Hulot's car is, fittingly, a modified version of the French classic, the Renault 4L. And perhaps I missed it, but I don't think they even removed that steak from its radiator grille…
The usual French term for traffic—meaning the movement of motor vehicles—is la circulation. The word trafic can be a synonym for it, but its primary meaning is traffic in the sense of commerce, the exchange of goods. Jacques Tati’s use of the word for his 1971 panorama of car culture is pointed: it is an example of the same ironic franglais he used in calling his previous film Playtime. Linguistic cosmopolitanism in the Babel-like world of commerce and culture is one of Trafic’s several satirical targets.[…]

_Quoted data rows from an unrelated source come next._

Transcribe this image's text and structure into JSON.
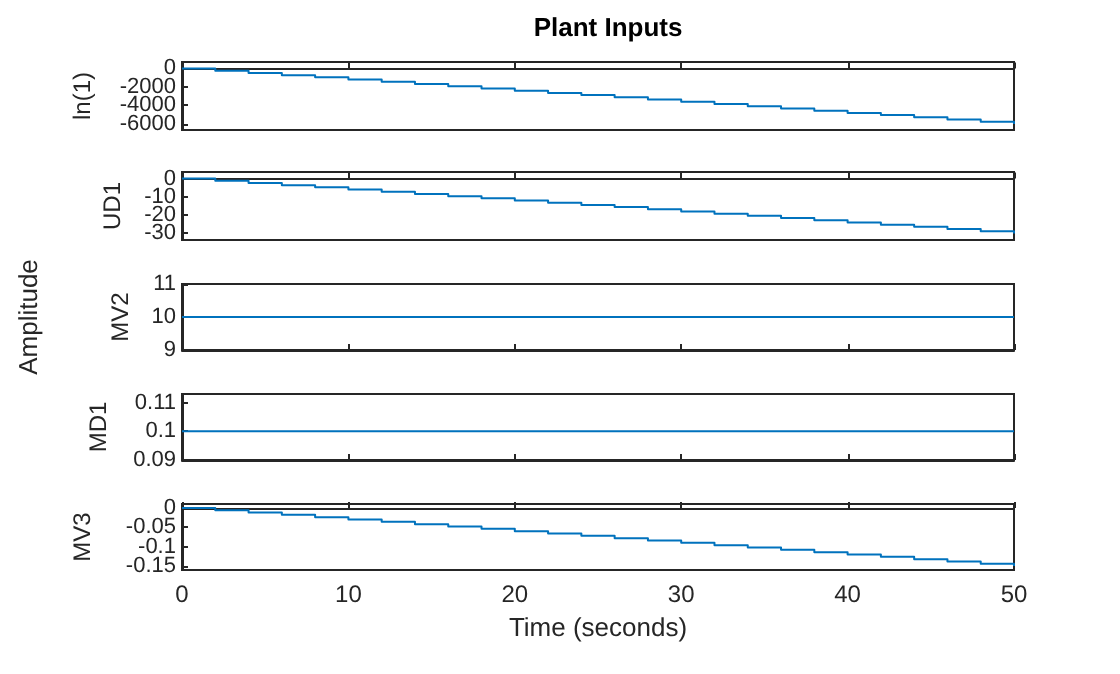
{
  "chart_data": [
    {
      "type": "step",
      "title": "Plant Inputs",
      "ylabel": "ln(1)",
      "tick_labels": "y",
      "xlim": [
        0,
        50
      ],
      "xticks": [
        0,
        10,
        20,
        30,
        40,
        50
      ],
      "ylim": [
        -6650,
        700
      ],
      "yticks": [
        -6000,
        -4000,
        -2000,
        0
      ],
      "x": [
        0,
        2,
        4,
        6,
        8,
        10,
        12,
        14,
        16,
        18,
        20,
        22,
        24,
        26,
        28,
        30,
        32,
        34,
        36,
        38,
        40,
        42,
        44,
        46,
        48,
        50
      ],
      "series": [
        {
          "color": "#0072bd",
          "values": [
            0,
            -240,
            -480,
            -720,
            -960,
            -1200,
            -1440,
            -1680,
            -1920,
            -2160,
            -2400,
            -2640,
            -2880,
            -3120,
            -3360,
            -3600,
            -3840,
            -4080,
            -4320,
            -4560,
            -4800,
            -5040,
            -5280,
            -5520,
            -5760,
            -6000
          ]
        }
      ]
    },
    {
      "type": "step",
      "ylabel": "UD1",
      "tick_labels": "y",
      "xlim": [
        0,
        50
      ],
      "xticks": [
        0,
        10,
        20,
        30,
        40,
        50
      ],
      "ylim": [
        -33.6,
        3.6
      ],
      "yticks": [
        -30,
        -20,
        -10,
        0
      ],
      "x": [
        0,
        2,
        4,
        6,
        8,
        10,
        12,
        14,
        16,
        18,
        20,
        22,
        24,
        26,
        28,
        30,
        32,
        34,
        36,
        38,
        40,
        42,
        44,
        46,
        48,
        50
      ],
      "series": [
        {
          "color": "#0072bd",
          "values": [
            0,
            -1.2,
            -2.4,
            -3.6,
            -4.8,
            -6,
            -7.2,
            -8.4,
            -9.6,
            -10.8,
            -12,
            -13.2,
            -14.4,
            -15.6,
            -16.8,
            -18,
            -19.2,
            -20.4,
            -21.6,
            -22.8,
            -24,
            -25.2,
            -26.4,
            -27.6,
            -28.8,
            -30
          ]
        }
      ]
    },
    {
      "type": "step",
      "ylabel": "MV2",
      "annotations": [
        "Amplitude"
      ],
      "tick_labels": "y",
      "xlim": [
        0,
        50
      ],
      "xticks": [
        0,
        10,
        20,
        30,
        40,
        50
      ],
      "ylim": [
        9,
        11
      ],
      "yticks": [
        9,
        10,
        11
      ],
      "x": [
        0,
        50
      ],
      "series": [
        {
          "color": "#0072bd",
          "values": [
            10,
            10
          ]
        }
      ]
    },
    {
      "type": "step",
      "ylabel": "MD1",
      "tick_labels": "y",
      "xlim": [
        0,
        50
      ],
      "xticks": [
        0,
        10,
        20,
        30,
        40,
        50
      ],
      "ylim": [
        0.09,
        0.113
      ],
      "yticks": [
        0.09,
        0.1,
        0.11
      ],
      "x": [
        0,
        50
      ],
      "series": [
        {
          "color": "#0072bd",
          "values": [
            0.1,
            0.1
          ]
        }
      ]
    },
    {
      "type": "step",
      "ylabel": "MV3",
      "xlabel": "Time (seconds)",
      "xlim": [
        0,
        50
      ],
      "xticks": [
        0,
        10,
        20,
        30,
        40,
        50
      ],
      "ylim": [
        -0.16,
        0.01
      ],
      "yticks": [
        -0.15,
        -0.1,
        -0.05,
        0
      ],
      "x": [
        0,
        2,
        4,
        6,
        8,
        10,
        12,
        14,
        16,
        18,
        20,
        22,
        24,
        26,
        28,
        30,
        32,
        34,
        36,
        38,
        40,
        42,
        44,
        46,
        48,
        50
      ],
      "series": [
        {
          "color": "#0072bd",
          "values": [
            0,
            -0.006,
            -0.012,
            -0.018,
            -0.024,
            -0.03,
            -0.036,
            -0.042,
            -0.048,
            -0.054,
            -0.06,
            -0.066,
            -0.072,
            -0.078,
            -0.084,
            -0.09,
            -0.096,
            -0.102,
            -0.108,
            -0.114,
            -0.12,
            -0.126,
            -0.132,
            -0.138,
            -0.144,
            -0.15
          ]
        }
      ]
    }
  ]
}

Tati’s story of failed transportation might be seen as a parodic variation on Henri-Georges Clouzot’s The Wages of Fear (1953), about the moving of a cargo of explosives—except that in Trafic the world itself, rather than the cargo, is explosive.
[…]
Echoing Playtime, the film’s dialogue is a polyphony of languages—here French, Dutch, Flemish, and English. [And] this is only counting human sounds: the roar of motors, screech of brakes, and clatter of car doors is no less autonomous and meaningful a language than those of words.
[…]
Trafic is not consistently funny, its humor drawn out or diffuse to the point of near abstraction. Its real comedy lies less in jokes than in the accumulation of polyphony and simultaneous incident, and in the offhand touches that serve as punctuation.

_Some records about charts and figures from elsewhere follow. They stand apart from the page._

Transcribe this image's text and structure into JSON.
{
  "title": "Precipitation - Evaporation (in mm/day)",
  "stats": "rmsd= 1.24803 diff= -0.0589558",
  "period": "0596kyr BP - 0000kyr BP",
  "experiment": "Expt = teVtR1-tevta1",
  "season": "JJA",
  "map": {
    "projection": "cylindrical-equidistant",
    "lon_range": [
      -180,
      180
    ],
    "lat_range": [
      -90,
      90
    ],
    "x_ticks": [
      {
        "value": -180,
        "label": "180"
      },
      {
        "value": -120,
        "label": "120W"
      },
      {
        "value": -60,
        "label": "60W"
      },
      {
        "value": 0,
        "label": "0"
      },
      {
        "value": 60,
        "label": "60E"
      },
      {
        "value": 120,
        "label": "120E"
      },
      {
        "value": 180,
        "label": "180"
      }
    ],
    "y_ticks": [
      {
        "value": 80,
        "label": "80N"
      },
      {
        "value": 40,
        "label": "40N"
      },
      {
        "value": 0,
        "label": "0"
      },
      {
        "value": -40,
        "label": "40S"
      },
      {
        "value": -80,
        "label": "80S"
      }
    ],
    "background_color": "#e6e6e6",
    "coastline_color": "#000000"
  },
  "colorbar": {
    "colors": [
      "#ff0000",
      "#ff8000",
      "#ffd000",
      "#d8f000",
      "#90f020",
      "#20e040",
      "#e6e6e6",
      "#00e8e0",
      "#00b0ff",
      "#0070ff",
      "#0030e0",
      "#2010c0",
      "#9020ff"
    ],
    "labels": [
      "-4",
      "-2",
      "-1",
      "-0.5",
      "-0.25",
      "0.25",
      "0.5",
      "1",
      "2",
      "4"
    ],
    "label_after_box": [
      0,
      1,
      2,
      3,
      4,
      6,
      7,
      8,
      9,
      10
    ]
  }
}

— Jonathan Romney (Criterion)
— Jonathan Rosenbaum (Criterion)
Mr. Hulot is the head designer of the Altra Automotive Co. His latest invention is a newfangled camper car loaded with outrageous extra features. Along with the company's manager and publicity model, Hulot sets out from Paris with the intention of debuting the car at the annual auto show in Amsterdam. The going isn't easy, however, and the group encounters an increasingly bizarre series of hurdles and setbacks en route.